On the googleVis map, both the size and color of the points reflect the amount of occurrences on that particular location. This is of course repetitive, but I haven’t yet find a better solution. Optimally, the color would tell something else, maybe the species. Yet, the tooltip has this information already, so there you are. Note that the country name in the tooltip comes from a yet another scraped file, originating to Wikipedia. Initially, I had in mind fetching the name by querying the acronym against the DBpedia Linked Data, but reverted to scraping. The magnifying glass is a nifty tool of course, but IMHO doesn’t add much on the informative side.

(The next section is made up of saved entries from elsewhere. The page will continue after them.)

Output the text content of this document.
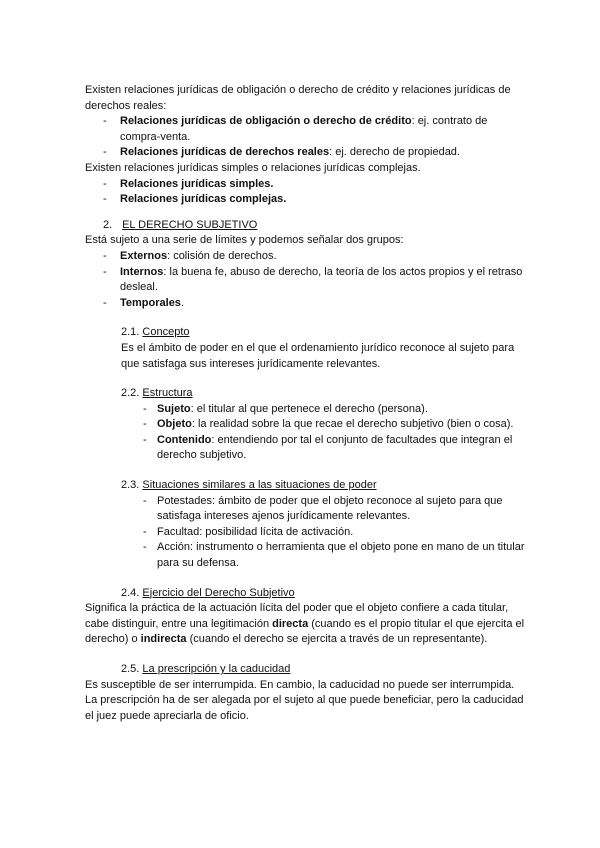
Existen relaciones jurídicas de obligación o derecho de crédito y relaciones jurídicas de derechos reales:

- Relaciones jurídicas de obligación o derecho de crédito: ej. contrato de compra-venta.
- Relaciones jurídicas de derechos reales: ej. derecho de propiedad.

Existen relaciones jurídicas simples o relaciones jurídicas complejas.

- Relaciones jurídicas simples.
- Relaciones jurídicas complejas.
2. EL DERECHO SUBJETIVO

Está sujeto a una serie de límites y podemos señalar dos grupos:

- Externos: colisión de derechos.
- Internos: la buena fe, abuso de derecho, la teoría de los actos propios y el retraso desleal.
- Temporales.
2.1. Concepto

Es el ámbito de poder en el que el ordenamiento jurídico reconoce al sujeto para que satisfaga sus intereses jurídicamente relevantes.

2.2. Estructura
- Sujeto: el titular al que pertenece el derecho (persona).
- Objeto: la realidad sobre la que recae el derecho subjetivo (bien o cosa).
- Contenido: entendiendo por tal el conjunto de facultades que integran el derecho subjetivo.
2.3. Situaciones similares a las situaciones de poder
- Potestades: ámbito de poder que el objeto reconoce al sujeto para que satisfaga intereses ajenos jurídicamente relevantes.
- Facultad: posibilidad lícita de activación.
- Acción: instrumento o herramienta que el objeto pone en mano de un titular para su defensa.
2.4. Ejercicio del Derecho Subjetivo

Significa la práctica de la actuación lícita del poder que el objeto confiere a cada titular, cabe distinguir, entre una legitimación directa (cuando es el propio titular el que ejercita el derecho) o indirecta (cuando el derecho se ejercita a través de un representante).

2.5. La prescripción y la caducidad

Es susceptible de ser interrumpida. En cambio, la caducidad no puede ser interrumpida.

La prescripción ha de ser alegada por el sujeto al que puede beneficiar, pero la caducidad el juez puede apreciarla de oficio.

The static map gives a quick overview of all species and their location. This works OK when the number is relatively small. However, the more variety there is, the harder it is to discern between different colors. Transparency (alpha) does the best it can to show that indeed there are multiple points on the same spot. With my expanded color palette however, the colors became so elusively light that I was forced to reduce transparency. Although you can customize the gbifmap function, with my limited skills I didn’t succeed in passing my own alpha value, so I modified the function accordingly. Note to self: find out the best practise of how this kind of modification should be done.

The GeoJSON maps were a positive surprise. Out of the Gist box, the JavaScript code produces nicely detailed maps, and in hot spots points are clustered. Marker symbols and colors could of course be different across species. Here, I simply use one red park2 marker in all.